Im Ehrenamt kommt die Motivation von innen.
Prallen die gegenseitigen Erwartungen auf die Realität, kann es kriseln. Häufig fühlen sich die Ehrenamtlichen auch gegenüber den professionellen Helfer*innen in ihrer Teilhabe beschnitten, weil sie beispielsweise keinen eigenen Raum haben oder weniger Möglichkeiten. Zusätzlich kann das Vertrauen der Geflüchteten zum Streitpunkt werden. „Viele Freiwillige identifizieren sich stark mit den Geflüchteten und werden zu deren Anwalt.
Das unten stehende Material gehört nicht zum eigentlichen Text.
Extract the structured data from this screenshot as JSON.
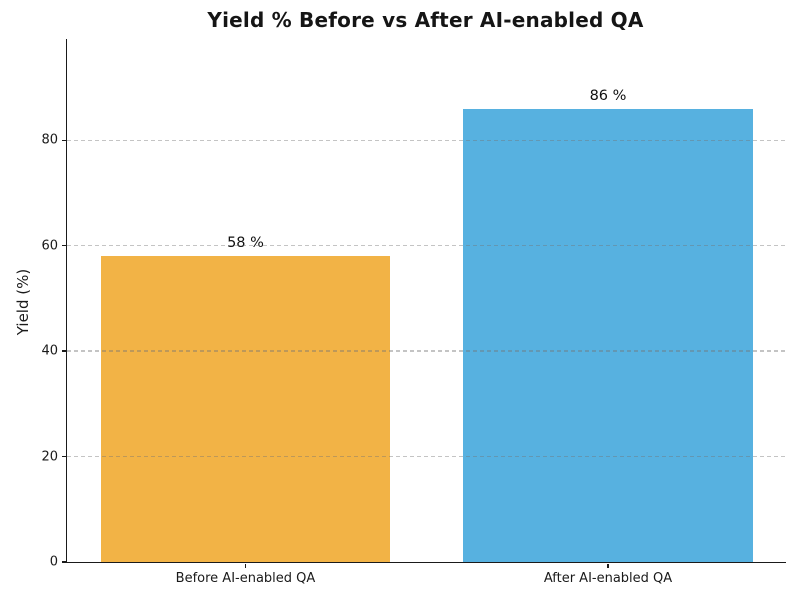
{
  "chart_data": {
    "type": "bar",
    "title": "Yield % Before vs After AI-enabled QA",
    "ylabel": "Yield (%)",
    "xlabel": "",
    "categories": [
      "Before AI-enabled QA",
      "After AI-enabled QA"
    ],
    "values": [
      58,
      86
    ],
    "value_labels": [
      "58 %",
      "86 %"
    ],
    "bar_colors": [
      "#F2B346",
      "#57B1E0"
    ],
    "yticks": [
      0,
      20,
      40,
      60,
      80
    ],
    "ylim": [
      0,
      99.2
    ],
    "grid": {
      "axis": "y",
      "style": "dashed",
      "color": "#CCCCCC"
    },
    "spine_color": "#1A1A1A",
    "background": "#FFFFFF",
    "legend": null
  }
}
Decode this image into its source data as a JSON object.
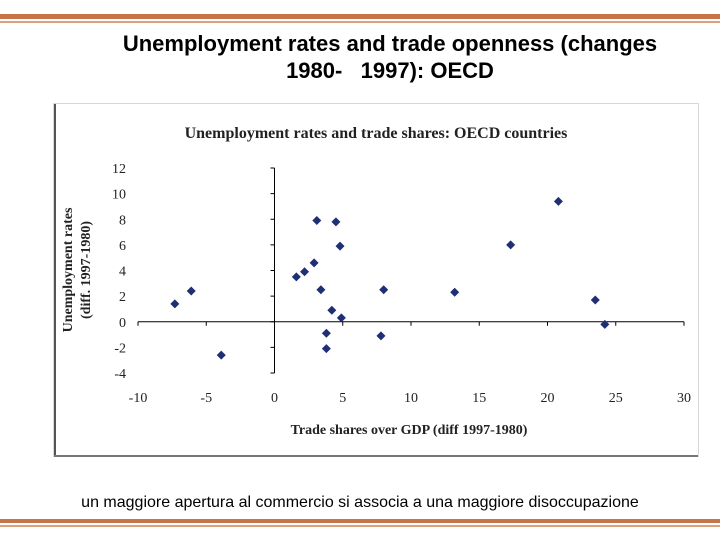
{
  "slide": {
    "title_line1": "Unemployment rates and trade openness (changes",
    "title_line2": "1980-   1997): OECD",
    "caption": "un maggiore apertura al commercio si associa a una maggiore disoccupazione"
  },
  "colors": {
    "rule": "#c8744a",
    "marker": "#1f2f73"
  },
  "chart_data": {
    "type": "scatter",
    "title": "Unemployment rates and trade shares: OECD countries",
    "xlabel": "Trade shares over GDP (diff 1997-1980)",
    "ylabel_line1": "Unemployment rates",
    "ylabel_line2": "(diff. 1997-1980)",
    "xlim": [
      -10,
      30
    ],
    "ylim": [
      -4,
      12
    ],
    "xticks": [
      -10,
      -5,
      0,
      5,
      10,
      15,
      20,
      25,
      30
    ],
    "yticks": [
      -4,
      -2,
      0,
      2,
      4,
      6,
      8,
      10,
      12
    ],
    "grid": false,
    "legend": "none",
    "points": [
      {
        "x": -7.3,
        "y": 1.4
      },
      {
        "x": -6.1,
        "y": 2.4
      },
      {
        "x": -3.9,
        "y": -2.6
      },
      {
        "x": 1.6,
        "y": 3.5
      },
      {
        "x": 2.2,
        "y": 3.9
      },
      {
        "x": 2.9,
        "y": 4.6
      },
      {
        "x": 3.1,
        "y": 7.9
      },
      {
        "x": 3.4,
        "y": 2.5
      },
      {
        "x": 3.8,
        "y": -0.9
      },
      {
        "x": 3.8,
        "y": -2.1
      },
      {
        "x": 4.2,
        "y": 0.9
      },
      {
        "x": 4.5,
        "y": 7.8
      },
      {
        "x": 4.8,
        "y": 5.9
      },
      {
        "x": 4.9,
        "y": 0.3
      },
      {
        "x": 7.8,
        "y": -1.1
      },
      {
        "x": 8.0,
        "y": 2.5
      },
      {
        "x": 13.2,
        "y": 2.3
      },
      {
        "x": 17.3,
        "y": 6.0
      },
      {
        "x": 20.8,
        "y": 9.4
      },
      {
        "x": 23.5,
        "y": 1.7
      },
      {
        "x": 24.2,
        "y": -0.2
      }
    ]
  }
}
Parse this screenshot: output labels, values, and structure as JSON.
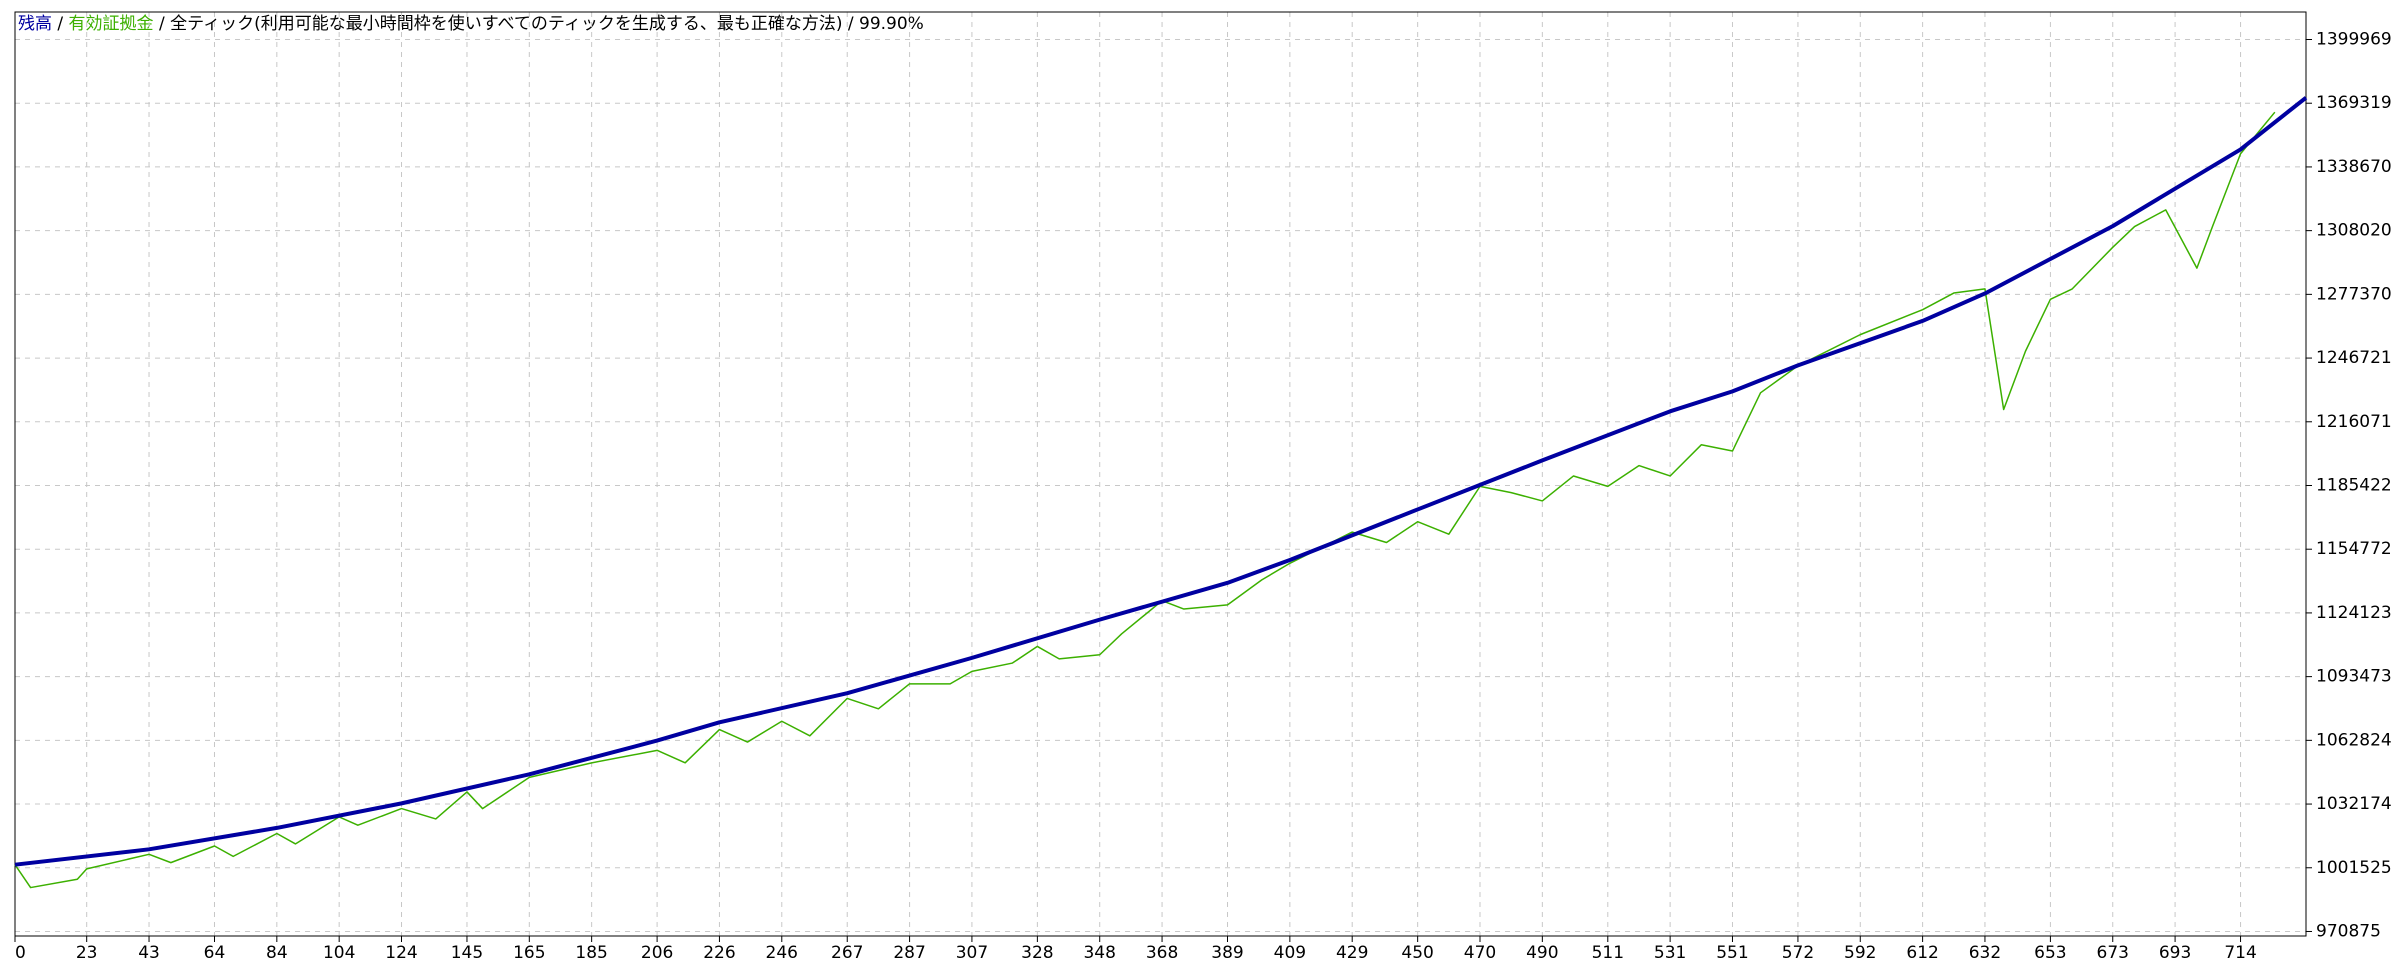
{
  "chart_data": {
    "type": "line",
    "header": [
      {
        "text": "残高",
        "color": "#0000a0"
      },
      {
        "text": " / ",
        "color": "#000000"
      },
      {
        "text": "有効証拠金",
        "color": "#3cb000"
      },
      {
        "text": " / ",
        "color": "#000000"
      },
      {
        "text": "全ティック(利用可能な最小時間枠を使いすべてのティックを生成する、最も正確な方法)",
        "color": "#000000"
      },
      {
        "text": " / ",
        "color": "#000000"
      },
      {
        "text": "99.90%",
        "color": "#000000"
      }
    ],
    "xlim": [
      0,
      735
    ],
    "ylim": [
      968700,
      1413200
    ],
    "xticks": [
      0,
      23,
      43,
      64,
      84,
      104,
      124,
      145,
      165,
      185,
      206,
      226,
      246,
      267,
      287,
      307,
      328,
      348,
      368,
      389,
      409,
      429,
      450,
      470,
      490,
      511,
      531,
      551,
      572,
      592,
      612,
      632,
      653,
      673,
      693,
      714
    ],
    "yticks": [
      970875,
      1001525,
      1032174,
      1062824,
      1093473,
      1124123,
      1154772,
      1185422,
      1216071,
      1246721,
      1277370,
      1308020,
      1338670,
      1369319,
      1399969
    ],
    "grid": true,
    "series": [
      {
        "color": "#3cb000",
        "width": 1.5,
        "x": [
          0,
          5,
          20,
          23,
          43,
          50,
          64,
          70,
          84,
          90,
          104,
          110,
          124,
          135,
          145,
          150,
          165,
          185,
          206,
          215,
          226,
          235,
          246,
          255,
          267,
          277,
          287,
          300,
          307,
          320,
          328,
          335,
          348,
          355,
          368,
          375,
          389,
          400,
          409,
          429,
          440,
          450,
          460,
          470,
          480,
          490,
          500,
          511,
          521,
          531,
          541,
          551,
          560,
          572,
          592,
          612,
          622,
          632,
          638,
          645,
          653,
          660,
          673,
          680,
          690,
          700,
          705,
          714,
          725
        ],
        "values": [
          1003000,
          992000,
          996000,
          1001000,
          1008000,
          1004000,
          1012000,
          1007000,
          1018000,
          1013000,
          1026000,
          1022000,
          1030000,
          1025000,
          1038000,
          1030000,
          1045000,
          1052000,
          1058000,
          1052000,
          1068000,
          1062000,
          1072000,
          1065000,
          1083000,
          1078000,
          1090000,
          1090000,
          1096000,
          1100000,
          1108000,
          1102000,
          1104000,
          1114000,
          1130000,
          1126000,
          1128000,
          1140000,
          1148000,
          1163000,
          1158000,
          1168000,
          1162000,
          1185000,
          1182000,
          1178000,
          1190000,
          1185000,
          1195000,
          1190000,
          1205000,
          1202000,
          1230000,
          1243000,
          1258000,
          1270000,
          1278000,
          1280000,
          1222000,
          1250000,
          1275000,
          1280000,
          1300000,
          1310000,
          1318000,
          1290000,
          1310000,
          1345000,
          1365000
        ]
      },
      {
        "color": "#0000a0",
        "width": 4,
        "x": [
          0,
          43,
          84,
          124,
          165,
          206,
          226,
          267,
          307,
          348,
          389,
          409,
          450,
          490,
          531,
          551,
          572,
          612,
          632,
          673,
          714,
          735
        ],
        "values": [
          1003000,
          1010400,
          1020700,
          1032500,
          1046500,
          1062700,
          1071500,
          1085500,
          1102500,
          1120900,
          1138600,
          1149600,
          1173900,
          1197500,
          1221100,
          1230700,
          1243200,
          1264600,
          1277800,
          1310200,
          1347100,
          1372000
        ]
      }
    ]
  }
}
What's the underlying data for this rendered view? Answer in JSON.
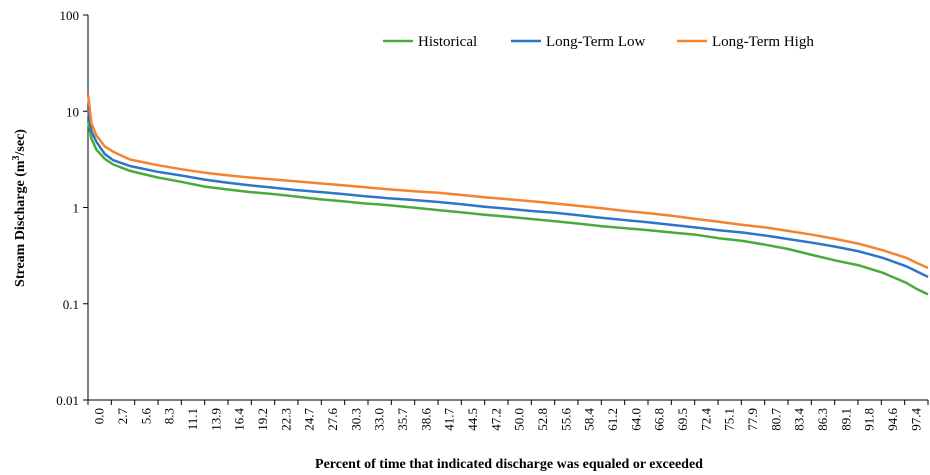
{
  "chart_data": {
    "type": "line",
    "xlabel": "Percent of time that indicated discharge was equaled or exceeded",
    "ylabel_main": "Stream Discharge (m",
    "ylabel_sup": "3",
    "ylabel_tail": "/sec)",
    "yscale": "log",
    "ylim": [
      0.01,
      100
    ],
    "xlim": [
      0.0,
      100.0
    ],
    "y_ticks": [
      {
        "value": 100,
        "label": "100"
      },
      {
        "value": 10,
        "label": "10"
      },
      {
        "value": 1,
        "label": "1"
      },
      {
        "value": 0.1,
        "label": "0.1"
      },
      {
        "value": 0.01,
        "label": "0.01"
      }
    ],
    "x_ticks": [
      "0.0",
      "2.7",
      "5.6",
      "8.3",
      "11.1",
      "13.9",
      "16.4",
      "19.2",
      "22.3",
      "24.7",
      "27.6",
      "30.3",
      "33.0",
      "35.7",
      "38.6",
      "41.7",
      "44.5",
      "47.2",
      "50.0",
      "52.8",
      "55.6",
      "58.4",
      "61.2",
      "64.0",
      "66.8",
      "69.5",
      "72.4",
      "75.1",
      "77.9",
      "80.7",
      "83.4",
      "86.3",
      "89.1",
      "91.8",
      "94.6",
      "97.4"
    ],
    "grid": false,
    "legend_position": "top-right",
    "series": [
      {
        "name": "Historical",
        "color": "#4aaa3c",
        "points": [
          [
            0,
            8
          ],
          [
            0.4,
            5.2
          ],
          [
            1,
            4
          ],
          [
            2,
            3.2
          ],
          [
            3,
            2.8
          ],
          [
            5,
            2.4
          ],
          [
            8.3,
            2.05
          ],
          [
            11.1,
            1.85
          ],
          [
            13.9,
            1.65
          ],
          [
            16.4,
            1.55
          ],
          [
            19.2,
            1.45
          ],
          [
            22.3,
            1.37
          ],
          [
            24.7,
            1.3
          ],
          [
            27.6,
            1.22
          ],
          [
            30.3,
            1.16
          ],
          [
            33,
            1.1
          ],
          [
            35.7,
            1.06
          ],
          [
            38.6,
            1.0
          ],
          [
            41.7,
            0.94
          ],
          [
            44.5,
            0.89
          ],
          [
            47.2,
            0.84
          ],
          [
            50,
            0.8
          ],
          [
            52.8,
            0.76
          ],
          [
            55.6,
            0.72
          ],
          [
            58.4,
            0.68
          ],
          [
            61.2,
            0.64
          ],
          [
            64,
            0.61
          ],
          [
            66.8,
            0.58
          ],
          [
            69.5,
            0.55
          ],
          [
            72.4,
            0.52
          ],
          [
            75.1,
            0.48
          ],
          [
            77.9,
            0.45
          ],
          [
            80.7,
            0.41
          ],
          [
            83.4,
            0.37
          ],
          [
            86.3,
            0.32
          ],
          [
            89.1,
            0.28
          ],
          [
            91.8,
            0.25
          ],
          [
            94.6,
            0.21
          ],
          [
            97.4,
            0.165
          ],
          [
            98.5,
            0.145
          ],
          [
            100,
            0.125
          ]
        ]
      },
      {
        "name": "Long-Term Low",
        "color": "#2f75c7",
        "points": [
          [
            0,
            10.5
          ],
          [
            0.4,
            6.2
          ],
          [
            1,
            4.8
          ],
          [
            2,
            3.6
          ],
          [
            3,
            3.1
          ],
          [
            5,
            2.7
          ],
          [
            8.3,
            2.35
          ],
          [
            11.1,
            2.15
          ],
          [
            13.9,
            1.95
          ],
          [
            16.4,
            1.82
          ],
          [
            19.2,
            1.7
          ],
          [
            22.3,
            1.6
          ],
          [
            24.7,
            1.52
          ],
          [
            27.6,
            1.45
          ],
          [
            30.3,
            1.38
          ],
          [
            33,
            1.31
          ],
          [
            35.7,
            1.25
          ],
          [
            38.6,
            1.2
          ],
          [
            41.7,
            1.14
          ],
          [
            44.5,
            1.08
          ],
          [
            47.2,
            1.02
          ],
          [
            50,
            0.97
          ],
          [
            52.8,
            0.92
          ],
          [
            55.6,
            0.88
          ],
          [
            58.4,
            0.83
          ],
          [
            61.2,
            0.78
          ],
          [
            64,
            0.74
          ],
          [
            66.8,
            0.7
          ],
          [
            69.5,
            0.66
          ],
          [
            72.4,
            0.62
          ],
          [
            75.1,
            0.58
          ],
          [
            77.9,
            0.55
          ],
          [
            80.7,
            0.51
          ],
          [
            83.4,
            0.47
          ],
          [
            86.3,
            0.43
          ],
          [
            89.1,
            0.39
          ],
          [
            91.8,
            0.35
          ],
          [
            94.6,
            0.3
          ],
          [
            97.4,
            0.245
          ],
          [
            98.5,
            0.22
          ],
          [
            100,
            0.19
          ]
        ]
      },
      {
        "name": "Long-Term High",
        "color": "#f58231",
        "points": [
          [
            0,
            15
          ],
          [
            0.4,
            7.5
          ],
          [
            1,
            5.6
          ],
          [
            2,
            4.3
          ],
          [
            3,
            3.8
          ],
          [
            5,
            3.15
          ],
          [
            8.3,
            2.75
          ],
          [
            11.1,
            2.5
          ],
          [
            13.9,
            2.3
          ],
          [
            16.4,
            2.17
          ],
          [
            19.2,
            2.05
          ],
          [
            22.3,
            1.95
          ],
          [
            24.7,
            1.87
          ],
          [
            27.6,
            1.78
          ],
          [
            30.3,
            1.7
          ],
          [
            33,
            1.62
          ],
          [
            35.7,
            1.55
          ],
          [
            38.6,
            1.48
          ],
          [
            41.7,
            1.42
          ],
          [
            44.5,
            1.35
          ],
          [
            47.2,
            1.28
          ],
          [
            50,
            1.22
          ],
          [
            52.8,
            1.16
          ],
          [
            55.6,
            1.1
          ],
          [
            58.4,
            1.04
          ],
          [
            61.2,
            0.98
          ],
          [
            64,
            0.92
          ],
          [
            66.8,
            0.87
          ],
          [
            69.5,
            0.82
          ],
          [
            72.4,
            0.76
          ],
          [
            75.1,
            0.71
          ],
          [
            77.9,
            0.66
          ],
          [
            80.7,
            0.62
          ],
          [
            83.4,
            0.57
          ],
          [
            86.3,
            0.52
          ],
          [
            89.1,
            0.47
          ],
          [
            91.8,
            0.42
          ],
          [
            94.6,
            0.36
          ],
          [
            97.4,
            0.3
          ],
          [
            98.5,
            0.27
          ],
          [
            100,
            0.235
          ]
        ]
      }
    ]
  }
}
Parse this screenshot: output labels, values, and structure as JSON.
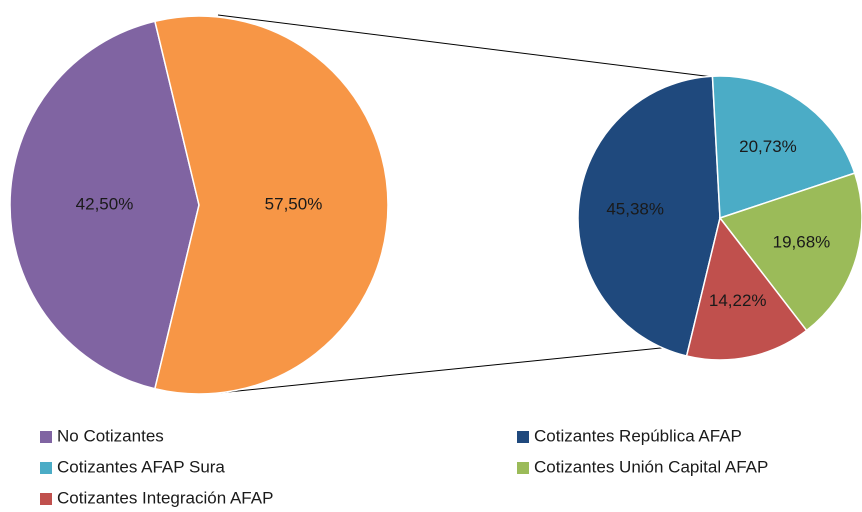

Darüber geraten sie dann mit den Profis in Konflikt, denn die sagen letztendlich, was geht und was nicht“, so Andreas Zick. Nicht zuletzt warten auch jenseits der Geflüchtetenunterkunft Konflikte auf die Ehrenamtlichen: Einige werden aufgrund ihres Engagements bedroht, da sie von fremdenfeindlich eingestellten Menschen mit den Geflüchteten assoziiert werden.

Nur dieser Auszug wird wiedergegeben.